As it turned out, there were some great perks to being bald: It was a hot summer and my shaved head felt nice and cool. Plus, I didn’t have to worry about frizz from the humidity. My friends and family helped me feel confident—they said I had a great-shaped head. Some people even suggested I stay bald post-chemo. (Sorry, folks, I’m not doing that—I miss my hair too much!)

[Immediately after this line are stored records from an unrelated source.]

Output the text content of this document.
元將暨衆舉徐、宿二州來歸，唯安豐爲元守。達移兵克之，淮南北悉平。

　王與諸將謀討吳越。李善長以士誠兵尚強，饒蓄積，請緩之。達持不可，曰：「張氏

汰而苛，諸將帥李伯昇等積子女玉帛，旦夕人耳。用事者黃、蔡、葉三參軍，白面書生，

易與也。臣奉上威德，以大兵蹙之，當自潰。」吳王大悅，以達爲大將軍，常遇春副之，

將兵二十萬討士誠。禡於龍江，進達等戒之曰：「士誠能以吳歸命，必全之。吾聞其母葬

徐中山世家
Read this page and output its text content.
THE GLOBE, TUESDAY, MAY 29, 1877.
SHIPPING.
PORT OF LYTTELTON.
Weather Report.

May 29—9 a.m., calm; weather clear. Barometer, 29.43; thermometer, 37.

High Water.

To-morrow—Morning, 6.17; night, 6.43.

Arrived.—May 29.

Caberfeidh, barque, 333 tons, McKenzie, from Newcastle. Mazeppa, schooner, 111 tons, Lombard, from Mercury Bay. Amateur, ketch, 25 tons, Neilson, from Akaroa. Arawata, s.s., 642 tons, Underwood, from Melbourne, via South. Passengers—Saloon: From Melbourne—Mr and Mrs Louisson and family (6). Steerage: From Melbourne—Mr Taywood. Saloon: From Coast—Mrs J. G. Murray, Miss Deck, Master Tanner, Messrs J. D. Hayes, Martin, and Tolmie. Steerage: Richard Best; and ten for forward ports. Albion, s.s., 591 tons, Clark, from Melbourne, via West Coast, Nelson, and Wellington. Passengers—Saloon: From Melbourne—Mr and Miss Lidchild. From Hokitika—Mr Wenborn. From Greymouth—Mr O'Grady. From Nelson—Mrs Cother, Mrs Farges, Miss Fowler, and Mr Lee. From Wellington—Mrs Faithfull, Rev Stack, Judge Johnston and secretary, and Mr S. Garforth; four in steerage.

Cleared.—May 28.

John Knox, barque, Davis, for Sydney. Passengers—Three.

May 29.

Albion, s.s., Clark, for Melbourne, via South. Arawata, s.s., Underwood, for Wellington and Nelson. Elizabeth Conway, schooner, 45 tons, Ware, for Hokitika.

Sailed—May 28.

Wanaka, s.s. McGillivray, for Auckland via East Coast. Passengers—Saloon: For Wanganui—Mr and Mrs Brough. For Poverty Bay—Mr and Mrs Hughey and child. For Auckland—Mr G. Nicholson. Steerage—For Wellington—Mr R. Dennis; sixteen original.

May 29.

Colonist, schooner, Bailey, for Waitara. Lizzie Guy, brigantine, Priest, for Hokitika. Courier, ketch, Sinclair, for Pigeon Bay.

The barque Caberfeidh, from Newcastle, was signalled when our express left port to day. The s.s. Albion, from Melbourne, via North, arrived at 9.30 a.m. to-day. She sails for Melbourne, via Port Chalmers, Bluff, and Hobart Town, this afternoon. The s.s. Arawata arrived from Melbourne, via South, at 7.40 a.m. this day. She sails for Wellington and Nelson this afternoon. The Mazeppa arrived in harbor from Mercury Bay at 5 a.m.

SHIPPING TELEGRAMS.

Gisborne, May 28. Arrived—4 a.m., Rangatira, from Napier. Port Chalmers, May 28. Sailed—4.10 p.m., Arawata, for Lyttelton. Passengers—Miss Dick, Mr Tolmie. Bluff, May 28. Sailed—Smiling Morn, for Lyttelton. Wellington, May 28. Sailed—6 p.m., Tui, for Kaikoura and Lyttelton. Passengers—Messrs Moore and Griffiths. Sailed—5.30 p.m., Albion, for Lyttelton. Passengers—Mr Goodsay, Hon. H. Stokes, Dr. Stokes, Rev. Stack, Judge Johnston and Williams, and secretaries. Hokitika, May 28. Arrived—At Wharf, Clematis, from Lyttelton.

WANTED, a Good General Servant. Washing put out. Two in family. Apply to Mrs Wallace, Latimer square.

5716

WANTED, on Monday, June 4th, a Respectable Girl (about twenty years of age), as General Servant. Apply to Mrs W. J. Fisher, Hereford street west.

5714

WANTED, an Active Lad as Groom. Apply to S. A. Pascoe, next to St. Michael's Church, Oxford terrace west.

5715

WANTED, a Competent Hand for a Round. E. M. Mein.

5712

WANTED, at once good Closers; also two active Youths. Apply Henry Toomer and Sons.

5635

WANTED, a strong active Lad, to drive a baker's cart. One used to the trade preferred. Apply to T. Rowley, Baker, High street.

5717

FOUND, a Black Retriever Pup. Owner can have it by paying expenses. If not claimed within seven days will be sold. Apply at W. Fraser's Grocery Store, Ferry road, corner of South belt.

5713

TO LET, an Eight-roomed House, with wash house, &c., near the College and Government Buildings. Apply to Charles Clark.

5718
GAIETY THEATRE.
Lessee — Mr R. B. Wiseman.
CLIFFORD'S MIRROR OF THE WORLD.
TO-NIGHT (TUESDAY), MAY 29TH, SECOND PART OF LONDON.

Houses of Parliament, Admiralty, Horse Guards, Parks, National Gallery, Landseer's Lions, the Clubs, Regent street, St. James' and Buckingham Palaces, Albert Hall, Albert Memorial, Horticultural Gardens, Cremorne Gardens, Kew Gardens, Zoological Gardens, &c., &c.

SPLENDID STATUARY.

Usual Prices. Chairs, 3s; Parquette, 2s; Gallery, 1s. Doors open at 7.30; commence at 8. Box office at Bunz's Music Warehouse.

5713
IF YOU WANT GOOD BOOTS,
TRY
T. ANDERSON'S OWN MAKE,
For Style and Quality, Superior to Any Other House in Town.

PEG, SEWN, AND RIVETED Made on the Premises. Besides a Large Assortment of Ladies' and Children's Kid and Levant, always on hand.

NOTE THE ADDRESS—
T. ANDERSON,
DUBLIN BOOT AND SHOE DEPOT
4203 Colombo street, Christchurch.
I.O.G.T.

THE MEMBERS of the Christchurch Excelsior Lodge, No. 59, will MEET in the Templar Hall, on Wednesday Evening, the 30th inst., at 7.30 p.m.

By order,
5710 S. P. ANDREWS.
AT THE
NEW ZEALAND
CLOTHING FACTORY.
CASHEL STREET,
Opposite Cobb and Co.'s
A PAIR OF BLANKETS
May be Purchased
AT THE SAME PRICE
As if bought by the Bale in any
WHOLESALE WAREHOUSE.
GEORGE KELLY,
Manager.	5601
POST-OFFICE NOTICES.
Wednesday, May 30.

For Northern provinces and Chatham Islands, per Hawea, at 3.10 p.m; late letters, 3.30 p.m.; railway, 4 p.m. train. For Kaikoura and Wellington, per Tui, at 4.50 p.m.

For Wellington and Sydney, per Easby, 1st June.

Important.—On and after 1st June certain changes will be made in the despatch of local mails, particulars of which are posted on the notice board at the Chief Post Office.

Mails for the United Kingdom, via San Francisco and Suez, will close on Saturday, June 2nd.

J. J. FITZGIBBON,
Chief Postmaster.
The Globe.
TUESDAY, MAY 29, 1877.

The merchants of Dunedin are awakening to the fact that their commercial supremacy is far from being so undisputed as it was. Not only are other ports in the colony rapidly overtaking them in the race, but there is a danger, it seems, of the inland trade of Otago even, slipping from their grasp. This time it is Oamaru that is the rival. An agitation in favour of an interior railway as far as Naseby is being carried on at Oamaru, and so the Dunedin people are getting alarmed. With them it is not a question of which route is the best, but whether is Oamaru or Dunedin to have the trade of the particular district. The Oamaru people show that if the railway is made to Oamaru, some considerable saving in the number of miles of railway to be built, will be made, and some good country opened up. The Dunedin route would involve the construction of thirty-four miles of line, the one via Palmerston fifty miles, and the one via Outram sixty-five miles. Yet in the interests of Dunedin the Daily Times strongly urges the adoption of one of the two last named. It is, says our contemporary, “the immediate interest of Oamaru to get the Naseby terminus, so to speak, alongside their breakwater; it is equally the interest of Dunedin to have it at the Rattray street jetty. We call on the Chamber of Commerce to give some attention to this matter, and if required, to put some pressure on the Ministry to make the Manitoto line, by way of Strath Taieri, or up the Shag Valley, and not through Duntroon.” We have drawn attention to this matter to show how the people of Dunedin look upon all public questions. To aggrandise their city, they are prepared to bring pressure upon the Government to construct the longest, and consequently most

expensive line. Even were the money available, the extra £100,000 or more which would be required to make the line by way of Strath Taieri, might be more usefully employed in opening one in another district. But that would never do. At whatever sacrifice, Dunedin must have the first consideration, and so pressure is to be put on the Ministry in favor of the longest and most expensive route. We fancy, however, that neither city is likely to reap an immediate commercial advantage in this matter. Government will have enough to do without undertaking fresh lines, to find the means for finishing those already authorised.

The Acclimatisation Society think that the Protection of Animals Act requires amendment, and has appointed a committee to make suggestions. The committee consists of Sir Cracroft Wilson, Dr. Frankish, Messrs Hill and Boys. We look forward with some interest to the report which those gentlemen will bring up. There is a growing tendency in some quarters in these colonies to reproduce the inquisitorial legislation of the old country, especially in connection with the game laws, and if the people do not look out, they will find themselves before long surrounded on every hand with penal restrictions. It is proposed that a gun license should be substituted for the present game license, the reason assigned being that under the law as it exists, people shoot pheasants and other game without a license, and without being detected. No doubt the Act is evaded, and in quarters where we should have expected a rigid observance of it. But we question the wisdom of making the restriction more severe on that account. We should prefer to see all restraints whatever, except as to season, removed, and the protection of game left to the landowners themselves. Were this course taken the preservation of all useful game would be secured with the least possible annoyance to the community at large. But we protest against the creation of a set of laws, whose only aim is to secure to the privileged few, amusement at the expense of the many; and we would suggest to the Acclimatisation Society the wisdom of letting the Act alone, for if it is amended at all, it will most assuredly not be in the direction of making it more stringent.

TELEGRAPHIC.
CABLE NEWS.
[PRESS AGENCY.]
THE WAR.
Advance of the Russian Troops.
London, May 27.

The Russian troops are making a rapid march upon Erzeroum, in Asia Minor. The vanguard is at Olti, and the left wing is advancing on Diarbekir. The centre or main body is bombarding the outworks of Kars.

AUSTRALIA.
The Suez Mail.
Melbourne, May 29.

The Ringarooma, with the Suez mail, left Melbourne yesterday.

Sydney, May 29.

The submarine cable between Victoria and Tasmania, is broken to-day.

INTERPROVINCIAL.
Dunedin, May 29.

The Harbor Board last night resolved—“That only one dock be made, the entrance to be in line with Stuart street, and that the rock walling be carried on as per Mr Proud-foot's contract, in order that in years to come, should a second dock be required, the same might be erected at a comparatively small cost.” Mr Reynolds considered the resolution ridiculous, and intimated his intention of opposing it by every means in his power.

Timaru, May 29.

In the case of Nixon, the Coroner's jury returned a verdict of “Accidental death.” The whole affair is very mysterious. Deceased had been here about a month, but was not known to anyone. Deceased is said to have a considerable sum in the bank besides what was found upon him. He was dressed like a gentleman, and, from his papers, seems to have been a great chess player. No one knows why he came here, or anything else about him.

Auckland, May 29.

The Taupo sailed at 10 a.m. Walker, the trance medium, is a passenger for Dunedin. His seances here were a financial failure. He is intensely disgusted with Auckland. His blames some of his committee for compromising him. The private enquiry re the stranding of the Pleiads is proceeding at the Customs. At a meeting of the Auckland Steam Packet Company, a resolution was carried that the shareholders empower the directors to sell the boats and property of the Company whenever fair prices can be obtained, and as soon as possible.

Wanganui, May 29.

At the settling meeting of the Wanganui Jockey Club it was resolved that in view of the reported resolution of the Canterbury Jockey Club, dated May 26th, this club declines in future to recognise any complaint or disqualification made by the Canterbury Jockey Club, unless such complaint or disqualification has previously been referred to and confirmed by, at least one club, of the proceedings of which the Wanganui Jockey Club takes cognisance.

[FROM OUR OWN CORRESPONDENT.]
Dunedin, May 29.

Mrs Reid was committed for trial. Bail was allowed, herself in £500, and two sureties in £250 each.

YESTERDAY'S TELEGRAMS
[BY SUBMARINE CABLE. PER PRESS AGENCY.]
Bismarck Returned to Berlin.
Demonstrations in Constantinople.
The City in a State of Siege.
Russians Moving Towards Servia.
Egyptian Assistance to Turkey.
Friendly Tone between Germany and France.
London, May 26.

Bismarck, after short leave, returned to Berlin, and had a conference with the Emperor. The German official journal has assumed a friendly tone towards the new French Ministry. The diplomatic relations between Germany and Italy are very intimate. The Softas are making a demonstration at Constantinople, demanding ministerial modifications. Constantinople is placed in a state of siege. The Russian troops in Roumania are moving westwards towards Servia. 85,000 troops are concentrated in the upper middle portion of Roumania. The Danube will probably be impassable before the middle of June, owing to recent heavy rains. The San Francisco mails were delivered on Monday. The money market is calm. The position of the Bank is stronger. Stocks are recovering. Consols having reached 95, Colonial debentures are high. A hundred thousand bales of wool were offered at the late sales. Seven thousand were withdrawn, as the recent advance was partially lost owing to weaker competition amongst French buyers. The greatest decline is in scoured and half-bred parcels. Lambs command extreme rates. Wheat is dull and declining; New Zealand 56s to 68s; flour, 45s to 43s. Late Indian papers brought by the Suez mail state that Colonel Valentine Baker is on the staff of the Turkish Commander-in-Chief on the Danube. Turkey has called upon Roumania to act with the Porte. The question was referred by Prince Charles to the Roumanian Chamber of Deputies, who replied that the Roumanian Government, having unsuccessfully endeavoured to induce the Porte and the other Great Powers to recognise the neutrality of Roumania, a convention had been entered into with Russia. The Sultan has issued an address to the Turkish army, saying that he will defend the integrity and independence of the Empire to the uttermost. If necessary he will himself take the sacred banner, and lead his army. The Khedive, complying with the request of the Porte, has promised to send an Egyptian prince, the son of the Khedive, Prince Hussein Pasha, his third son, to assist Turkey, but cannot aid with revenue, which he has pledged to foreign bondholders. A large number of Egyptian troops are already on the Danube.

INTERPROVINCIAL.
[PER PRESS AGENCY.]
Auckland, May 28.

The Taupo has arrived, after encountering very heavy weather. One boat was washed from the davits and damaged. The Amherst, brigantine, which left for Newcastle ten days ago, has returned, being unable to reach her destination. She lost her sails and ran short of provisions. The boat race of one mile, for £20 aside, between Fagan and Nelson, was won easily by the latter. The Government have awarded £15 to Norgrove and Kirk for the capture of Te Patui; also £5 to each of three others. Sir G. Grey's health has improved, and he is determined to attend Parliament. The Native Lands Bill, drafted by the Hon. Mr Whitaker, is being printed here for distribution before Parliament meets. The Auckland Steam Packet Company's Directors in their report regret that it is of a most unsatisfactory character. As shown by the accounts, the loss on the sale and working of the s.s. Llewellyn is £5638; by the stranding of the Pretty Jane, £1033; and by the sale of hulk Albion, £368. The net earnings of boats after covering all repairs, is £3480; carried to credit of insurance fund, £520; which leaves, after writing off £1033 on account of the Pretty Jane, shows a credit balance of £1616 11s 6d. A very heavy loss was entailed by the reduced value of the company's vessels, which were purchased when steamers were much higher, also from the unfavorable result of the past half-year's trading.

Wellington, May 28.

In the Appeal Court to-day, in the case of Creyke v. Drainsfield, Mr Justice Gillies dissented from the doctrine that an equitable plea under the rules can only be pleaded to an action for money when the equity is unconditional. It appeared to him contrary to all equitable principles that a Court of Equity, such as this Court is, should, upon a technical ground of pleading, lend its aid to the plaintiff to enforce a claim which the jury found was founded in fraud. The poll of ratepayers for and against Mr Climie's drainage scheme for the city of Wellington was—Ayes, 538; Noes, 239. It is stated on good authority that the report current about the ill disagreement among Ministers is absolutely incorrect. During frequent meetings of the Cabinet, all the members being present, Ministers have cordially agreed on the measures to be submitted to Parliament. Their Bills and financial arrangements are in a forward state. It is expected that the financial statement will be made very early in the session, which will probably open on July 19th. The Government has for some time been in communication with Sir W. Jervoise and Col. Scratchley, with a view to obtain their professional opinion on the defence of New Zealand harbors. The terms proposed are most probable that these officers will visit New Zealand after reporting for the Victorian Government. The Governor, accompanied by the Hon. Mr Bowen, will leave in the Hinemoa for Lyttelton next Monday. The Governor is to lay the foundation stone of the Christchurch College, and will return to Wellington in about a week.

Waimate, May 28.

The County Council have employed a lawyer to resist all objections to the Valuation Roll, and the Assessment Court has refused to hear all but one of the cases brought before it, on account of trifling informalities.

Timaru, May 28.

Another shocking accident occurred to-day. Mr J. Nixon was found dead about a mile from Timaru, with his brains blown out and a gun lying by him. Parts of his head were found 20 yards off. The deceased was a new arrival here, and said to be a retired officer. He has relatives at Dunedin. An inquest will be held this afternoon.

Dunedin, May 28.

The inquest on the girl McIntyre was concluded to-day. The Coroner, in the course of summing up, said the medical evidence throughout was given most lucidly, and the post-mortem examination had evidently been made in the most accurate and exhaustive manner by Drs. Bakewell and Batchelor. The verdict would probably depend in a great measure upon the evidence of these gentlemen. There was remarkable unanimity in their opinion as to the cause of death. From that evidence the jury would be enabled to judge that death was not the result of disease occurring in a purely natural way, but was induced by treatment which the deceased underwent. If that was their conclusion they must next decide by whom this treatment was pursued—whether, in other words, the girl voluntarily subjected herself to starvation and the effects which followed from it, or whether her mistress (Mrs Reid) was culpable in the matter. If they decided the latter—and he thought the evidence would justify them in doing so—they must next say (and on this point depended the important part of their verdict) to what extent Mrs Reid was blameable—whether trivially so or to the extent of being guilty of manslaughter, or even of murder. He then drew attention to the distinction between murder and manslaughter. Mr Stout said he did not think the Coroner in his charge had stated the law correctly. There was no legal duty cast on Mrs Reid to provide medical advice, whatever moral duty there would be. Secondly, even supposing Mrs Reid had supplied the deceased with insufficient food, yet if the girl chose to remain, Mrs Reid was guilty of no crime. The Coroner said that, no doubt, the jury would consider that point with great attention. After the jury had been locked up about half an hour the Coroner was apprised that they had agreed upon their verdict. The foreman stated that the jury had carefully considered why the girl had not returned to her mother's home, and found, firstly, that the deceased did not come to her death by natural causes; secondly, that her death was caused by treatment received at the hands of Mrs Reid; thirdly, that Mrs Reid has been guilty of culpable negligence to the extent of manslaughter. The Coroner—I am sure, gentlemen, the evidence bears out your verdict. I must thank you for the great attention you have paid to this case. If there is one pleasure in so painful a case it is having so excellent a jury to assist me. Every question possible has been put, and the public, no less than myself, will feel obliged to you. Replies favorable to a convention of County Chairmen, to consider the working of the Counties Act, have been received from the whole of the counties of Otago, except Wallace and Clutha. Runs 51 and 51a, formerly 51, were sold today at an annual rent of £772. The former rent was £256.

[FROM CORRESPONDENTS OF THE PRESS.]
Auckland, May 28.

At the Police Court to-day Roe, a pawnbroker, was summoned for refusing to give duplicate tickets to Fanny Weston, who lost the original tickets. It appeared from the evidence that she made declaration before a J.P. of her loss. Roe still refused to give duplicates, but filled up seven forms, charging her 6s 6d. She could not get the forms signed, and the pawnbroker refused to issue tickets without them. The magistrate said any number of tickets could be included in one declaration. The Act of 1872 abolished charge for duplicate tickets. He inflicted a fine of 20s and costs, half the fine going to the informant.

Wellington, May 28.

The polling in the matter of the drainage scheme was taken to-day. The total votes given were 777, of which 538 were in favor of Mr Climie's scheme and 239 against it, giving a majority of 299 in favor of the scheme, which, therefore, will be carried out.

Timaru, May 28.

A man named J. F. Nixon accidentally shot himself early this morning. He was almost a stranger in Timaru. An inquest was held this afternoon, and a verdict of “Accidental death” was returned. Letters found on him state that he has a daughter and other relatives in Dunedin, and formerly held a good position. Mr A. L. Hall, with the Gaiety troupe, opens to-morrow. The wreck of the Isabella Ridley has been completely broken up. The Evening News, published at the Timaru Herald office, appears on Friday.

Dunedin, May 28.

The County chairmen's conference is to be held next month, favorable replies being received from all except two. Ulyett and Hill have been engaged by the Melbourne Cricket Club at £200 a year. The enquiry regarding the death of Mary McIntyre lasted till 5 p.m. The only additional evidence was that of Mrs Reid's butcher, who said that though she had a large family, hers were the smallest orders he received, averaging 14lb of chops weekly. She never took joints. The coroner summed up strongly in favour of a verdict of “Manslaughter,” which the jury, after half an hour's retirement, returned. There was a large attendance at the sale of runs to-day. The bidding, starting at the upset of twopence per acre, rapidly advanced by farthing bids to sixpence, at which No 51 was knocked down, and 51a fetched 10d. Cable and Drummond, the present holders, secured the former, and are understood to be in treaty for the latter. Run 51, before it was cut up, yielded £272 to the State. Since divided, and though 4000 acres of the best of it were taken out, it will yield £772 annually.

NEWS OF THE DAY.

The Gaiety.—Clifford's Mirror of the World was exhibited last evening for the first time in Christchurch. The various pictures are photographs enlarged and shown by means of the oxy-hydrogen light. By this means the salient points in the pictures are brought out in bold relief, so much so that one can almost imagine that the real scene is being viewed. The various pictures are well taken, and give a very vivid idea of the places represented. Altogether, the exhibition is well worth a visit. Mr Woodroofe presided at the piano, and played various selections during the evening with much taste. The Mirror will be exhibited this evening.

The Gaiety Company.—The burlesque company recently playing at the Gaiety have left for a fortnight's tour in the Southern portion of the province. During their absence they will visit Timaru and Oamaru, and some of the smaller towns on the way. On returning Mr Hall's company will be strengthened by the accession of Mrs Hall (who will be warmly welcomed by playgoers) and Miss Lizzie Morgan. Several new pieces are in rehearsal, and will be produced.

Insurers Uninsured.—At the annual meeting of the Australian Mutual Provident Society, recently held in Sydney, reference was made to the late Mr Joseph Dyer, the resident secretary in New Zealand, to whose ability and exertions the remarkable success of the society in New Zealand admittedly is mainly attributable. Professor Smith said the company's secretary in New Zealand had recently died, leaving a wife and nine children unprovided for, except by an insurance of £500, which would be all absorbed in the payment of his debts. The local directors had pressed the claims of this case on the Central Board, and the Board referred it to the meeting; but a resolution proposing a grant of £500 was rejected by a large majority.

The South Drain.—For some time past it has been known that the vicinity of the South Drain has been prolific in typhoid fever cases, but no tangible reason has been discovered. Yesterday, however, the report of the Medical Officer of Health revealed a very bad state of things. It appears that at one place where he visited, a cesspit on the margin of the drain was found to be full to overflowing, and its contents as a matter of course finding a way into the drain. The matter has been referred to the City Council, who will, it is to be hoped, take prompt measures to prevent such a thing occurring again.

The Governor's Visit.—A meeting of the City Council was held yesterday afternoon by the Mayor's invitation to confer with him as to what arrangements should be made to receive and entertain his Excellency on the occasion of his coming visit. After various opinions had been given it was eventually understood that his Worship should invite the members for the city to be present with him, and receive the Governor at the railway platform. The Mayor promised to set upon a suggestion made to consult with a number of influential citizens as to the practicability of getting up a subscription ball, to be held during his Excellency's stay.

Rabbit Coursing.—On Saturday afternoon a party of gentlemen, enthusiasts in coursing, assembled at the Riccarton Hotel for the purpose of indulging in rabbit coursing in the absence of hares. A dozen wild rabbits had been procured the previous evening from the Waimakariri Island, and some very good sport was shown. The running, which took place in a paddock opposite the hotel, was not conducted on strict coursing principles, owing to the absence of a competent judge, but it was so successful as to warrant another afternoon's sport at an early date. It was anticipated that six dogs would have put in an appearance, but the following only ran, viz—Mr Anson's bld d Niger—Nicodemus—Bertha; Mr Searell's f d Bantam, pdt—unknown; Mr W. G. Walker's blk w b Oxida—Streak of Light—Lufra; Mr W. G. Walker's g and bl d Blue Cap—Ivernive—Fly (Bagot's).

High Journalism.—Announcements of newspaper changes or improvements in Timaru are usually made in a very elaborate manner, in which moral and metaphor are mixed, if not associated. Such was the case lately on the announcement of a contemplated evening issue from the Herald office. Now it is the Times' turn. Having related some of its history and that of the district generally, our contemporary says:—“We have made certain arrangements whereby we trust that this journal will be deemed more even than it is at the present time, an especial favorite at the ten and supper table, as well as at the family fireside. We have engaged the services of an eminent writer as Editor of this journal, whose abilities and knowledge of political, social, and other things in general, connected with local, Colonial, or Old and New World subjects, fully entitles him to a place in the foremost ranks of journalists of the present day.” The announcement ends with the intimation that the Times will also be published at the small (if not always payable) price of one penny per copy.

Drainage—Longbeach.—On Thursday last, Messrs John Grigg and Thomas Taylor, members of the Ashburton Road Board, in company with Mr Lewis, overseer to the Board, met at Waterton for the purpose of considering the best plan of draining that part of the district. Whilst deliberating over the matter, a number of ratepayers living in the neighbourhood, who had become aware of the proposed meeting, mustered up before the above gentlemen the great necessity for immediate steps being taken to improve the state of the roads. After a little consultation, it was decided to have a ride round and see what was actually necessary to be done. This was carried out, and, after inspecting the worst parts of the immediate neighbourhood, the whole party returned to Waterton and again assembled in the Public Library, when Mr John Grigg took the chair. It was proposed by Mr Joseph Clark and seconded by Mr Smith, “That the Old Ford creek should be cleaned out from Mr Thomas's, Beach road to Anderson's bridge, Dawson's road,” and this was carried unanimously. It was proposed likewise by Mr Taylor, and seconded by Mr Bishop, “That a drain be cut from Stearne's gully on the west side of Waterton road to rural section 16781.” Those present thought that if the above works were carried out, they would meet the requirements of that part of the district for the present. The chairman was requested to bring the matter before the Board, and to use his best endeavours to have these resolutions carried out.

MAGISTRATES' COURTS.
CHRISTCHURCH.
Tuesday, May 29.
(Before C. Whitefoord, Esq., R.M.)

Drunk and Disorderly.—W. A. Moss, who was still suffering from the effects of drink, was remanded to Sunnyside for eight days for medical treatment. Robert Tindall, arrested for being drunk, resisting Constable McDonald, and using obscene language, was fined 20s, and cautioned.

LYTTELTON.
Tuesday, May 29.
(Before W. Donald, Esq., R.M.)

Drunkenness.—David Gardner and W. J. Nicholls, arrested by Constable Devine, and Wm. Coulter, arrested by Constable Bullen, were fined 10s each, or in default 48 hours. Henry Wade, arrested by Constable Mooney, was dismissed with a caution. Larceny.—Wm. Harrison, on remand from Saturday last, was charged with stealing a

Besides the physical side effects, it was also expensive. One of my chemo drugs, for instance, cost $9,000 per treatment. After speaking with my family, I decided to create a fundraising page on youcaring.com. Almost immediately, extended family, friends and complete strangers reached out to help the “Bald Ballerina.” Even Robert Battle, the artistic director of Alvin Ailey American Dance Theater, wrote me a really kind message and donated to my page.

Mr. Battle wasn’t alone: I’ve felt support from the entire dance community. In October, I put on a fundraising concert, and Adrienne Canterna, whom I’ve always looked up to, offered to perform. Many other dancers who’ve had cancer have also reached out to me to say I’ve given them strength. Everyone’s comments and prayers have really helped keep me upbeat. I’m also hugely appreciative of everyone’s generosity: I raised enough money for my first year of treatment.

In November, I received some amazing news: The chemotherapy was very effective. A scan showed that my breasts and lymph nodes were cancer-free, and there was only a little bit left in my bones.

“Dancing helped keep me positive,” Kudirka says. (Photo by Luis Pons Photography courtesy Maggie Kudirka)

The next step was surgery. I had a double mastectomy the day after Christmas, which meant the tissue from both of my breasts was removed. I tried to see this as a positive instead of a loss: It will greatly decrease the chance of a recurrence. (Plus, I’ll be able to fit into costumes better!)

Thankfully, the surgery went smoothly and I was allowed to return to the studio the following week—as long as I didn’t lift anything over 10 pounds. I expected to feel stiff since I hadn’t danced in a few weeks, but I was surprised to have trouble with balancing and turning. Removing my breasts changed my center of gravity!

Even though surgery is over, my fundraising page is still active. I’ll have to be on maintenance drugs the rest of my life. Meanwhile, my hair is growing back and my energy level is increasing. I still have to take naps some days, and other days I’m too tired to go to class, but I’m slowly getting back to normal.

I still hope to join a professional ballet company. My other dream is to turn Bald Ballerina into a nonprofit, which will give grants to dancers with cancer. I’d also like to spread awareness about cancer and research and to keep sharing my experiences with others. Throughout this journey, I’ve learned to stay positive—negative thoughts make it harder to heal. And I’ve learned to keep the people who love and support me as close as possible. I couldn’t imagine getting through this without them.